Substituting the coordinates of one of the points into the general equation of a circle, we can solve for h, k, and r:
(-1 - h)^2 + (-1 - k)^2 = r^2
Simplifying, we get:
(h + 1)^2 + (k + 1)^2 = r^2
Solving for h, k, and r will give us the center and radius of the circle.

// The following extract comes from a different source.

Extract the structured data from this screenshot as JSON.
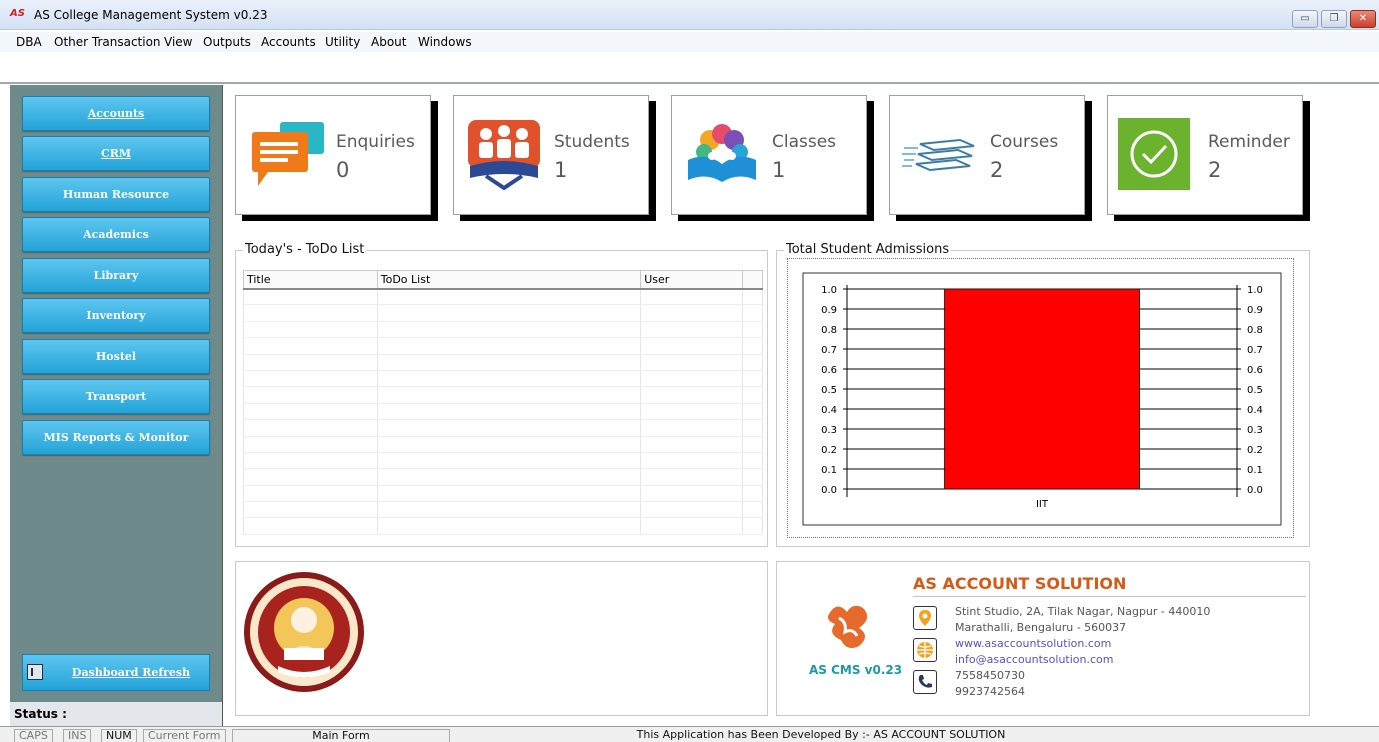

(a) To find the particular value of λ for which the circle passes through the origin (0, 0), we substitute x = 0 and y = 0 into the equation:
x^2 + y^2 + 4x - 3 + λ(2x^2 + 2y^2 + 4x - 6y + 3) = 0
This gives us:
0^2 + 0^2 + 4(0) - 3 + λ(2(0)^2 + 2(0)^2 + 4(0) - 6(0) + 3) = 0
Simplifying, we get:
-3 + 3λ = 0
Solving for λ, we find:
λ = 1
So, for λ = 1, the circle passes through the origin (0, 0).
(b) To determine what happens when λ = -1/2, we substitute this value into the given equation:
x^2 + y^2 + 4x - 3 + (-1/2)(2x^2 + 2y^2 + 4x - 6y + 3) = 0
Simplifying, we get:
x^2 + y^2 + 4x - 3 - x^2 - y^2 - 2x + 3y - 3/2 = 0
Combining like terms, we have:
2x - 3/2 + 3y = 0
This equation represents a line and not a circle. Therefore, when λ = -1/2, the equation does not represent a circle.